Les négociations à Durban devraient au moins aboutir à la mise en place d’un processus permettant aux pays de rendre compte de leurs actions de manière transparente et fiable. Reste à savoir si les gouvernements s’appuieront sur le rôle crucial des ONG pour assurer cette supervision.
La transparence opaque…
Les négociations à Durban devraient au moins aboutir à la mise en place d'un processus permettant aux pays de rendre compte de leurs actions de manière transparente et fiable. L’une des questions à suivre au cours des deux derniers jours de la COP17 sera donc de savoir si les gouvernements s'appuieront sur le rôle crucial des ONG pour assurer cette supervision.
Les accords de Copenhague de 2009 comprennent des engagements nationaux de réduction des émissions pour toutes les grandes économies, aussi bien les pays développés que ceux en développement. Ces engagements ont été confirmés dans l'accord de Cancún l’an passé. Cette approche, appelée «bottom-up» en anglais (partant de la base), repose sur le fait que chaque pays décide de son propre objectif de manière indépendante.
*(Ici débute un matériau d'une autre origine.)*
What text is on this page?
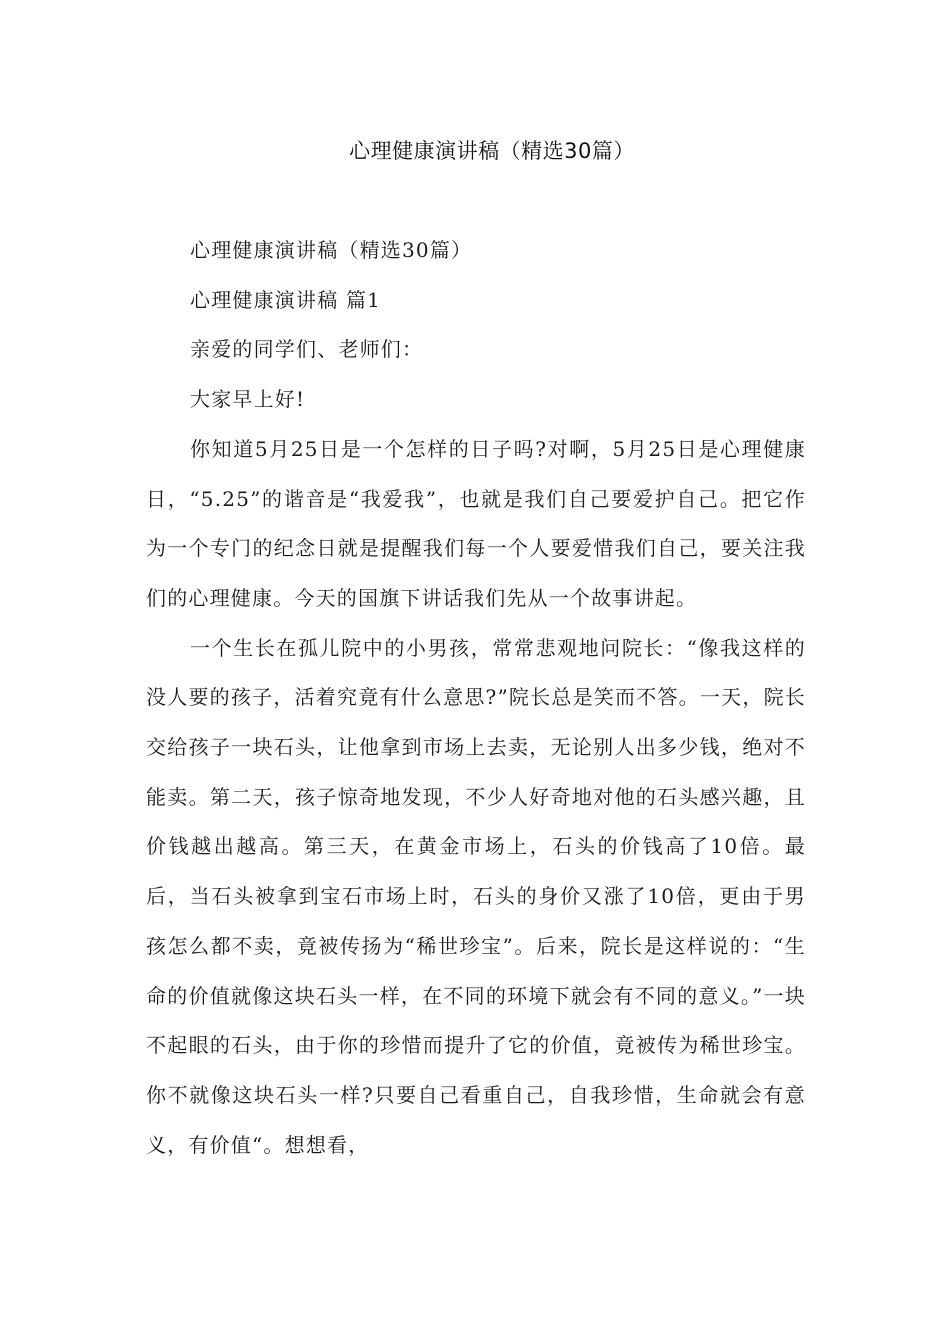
心理健康演讲稿（精选30篇）

心理健康演讲稿（精选30篇）

心理健康演讲稿 篇1

亲爱的同学们、老师们：

大家早上好!

你知道5月25日是一个怎样的日子吗?对啊，5月25日是心理健康日，“5.25”的谐音是“我爱我”，也就是我们自己要爱护自己。把它作为一个专门的纪念日就是提醒我们每一个人要爱惜我们自己，要关注我们的心理健康。今天的国旗下讲话我们先从一个故事讲起。

一个生长在孤儿院中的小男孩，常常悲观地问院长：“像我这样的没人要的孩子，活着究竟有什么意思?”院长总是笑而不答。一天，院长交给孩子一块石头，让他拿到市场上去卖，无论别人出多少钱，绝对不能卖。第二天，孩子惊奇地发现，不少人好奇地对他的石头感兴趣，且价钱越出越高。第三天，在黄金市场上，石头的价钱高了10倍。最后，当石头被拿到宝石市场上时，石头的身价又涨了10倍，更由于男孩怎么都不卖，竟被传扬为“稀世珍宝”。后来，院长是这样说的：“生命的价值就像这块石头一样，在不同的环境下就会有不同的意义。”一块不起眼的石头，由于你的珍惜而提升了它的价值，竟被传为稀世珍宝。你不就像这块石头一样?只要自己看重自己，自我珍惜，生命就会有意义，有价值“。想想看，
Dans un tel scénario, le cadre international n’apporte de valeur ajoutée que dans la mesure où il permet de vérifier de manière crédible et transparente l'adéquation des politiques nationales.
Cette supervision est particulièrement importante puisqu’elle limite la possibilité pour les pays de s'engager dans un premier temps, puis de bafouer les promesses prises sans avoir à rendre des comptes (le Canada faisant une démonstration navrante d’une telle politique en ce moment). Mais pour qu'elle soit véritablement efficace, encore faut-il que cette supervision soit basée sur des informations fiables et sur un processus transparent. Les négociateurs travaillent donc actuellement sur la définition d'un mécanisme de surveillance, notification et vérification (dit "MRV") des actions climatiques. Celui-ci pourrait s'appliquer à la fois aux politiques de réduction des émissions qu'à d'autres aspects des politiques climatiques. On peut par exemple le lier aux questions de transferts de financements.
L'objectif principal de ce processus sera de s'assurer que toutes les parties suivent des règles communes lorsqu'ils notifient les actions qu'ils ont prises, et d'examiner ces rapports au niveau international. Un des éléments clés qui restent à trancher dans les détails de ce cadre MRV a trait au rôle joué par les ONG. Les gouvernements envisagent-ils une supervision qui n’impliquerait que des experts qu'ils nommeraient eux-mêmes, et sans accès à l'information pour le grand public ? Ou sont-ils prêts à se servir de l'expertise de la société civile et des acteurs nationaux?
L'expérience et l'expertise des ONG
L'expérience des institutions travaillant à la protection des droits de l'homme souligne non seulement la faisabilité d'une plus grande implication des ONG dans un mécanisme de supervision internationale, mais aussi, pour la crédibilité de ce dernier, la nécessité de cette implication. Au sein du Conseil des Droits de l'Homme, par exemple, la présentation des rapports nationaux est suivie de questions posées à la fois par des pays tiers mais aussi par des ONG. Pour des raisons politiques, les pays tiers se réfrènent parfois de soulever un problème pourtant porté à leur connaissance ; la présence des ONG permet donc de faire en sorte que des questions plus dérangeantes soient soulevées et débattues. En outre, dans de nombreux cas, les organisations nationales ont une bien meilleure compréhension des circonstances nationales que les pays tiers. Leur expertise est donc essentielle pour évaluer l'exhaustivité et l'exactitude des rapports nationaux.
Dans cette dernière ligne droite avant la conclusion de la conférence de Durban, il semble que les délégués négociant un accord sur la question "MRV" sont en passe de développer un nouveau concept : la transparence opaque. À l’heure à laquelle j'écris, les dernières versions des textes sensés promouvoir la transparence internationale par le biais du cadre "MRV" ne comportent pas, paradoxalement, de dispositions permettant un réel accès aux rapports pour le public, ni d'opportunités adéquates pour les ONG d'intervenir dans la supervision de ces rapports. Les négociateurs ont encore deux jours pour améliorer ce texte et garantir l'accès du processus aux ONG afin que celles-ci puissent contribuer à assurer une véritable transparence dans la supervision des politiques nationales sur le climat.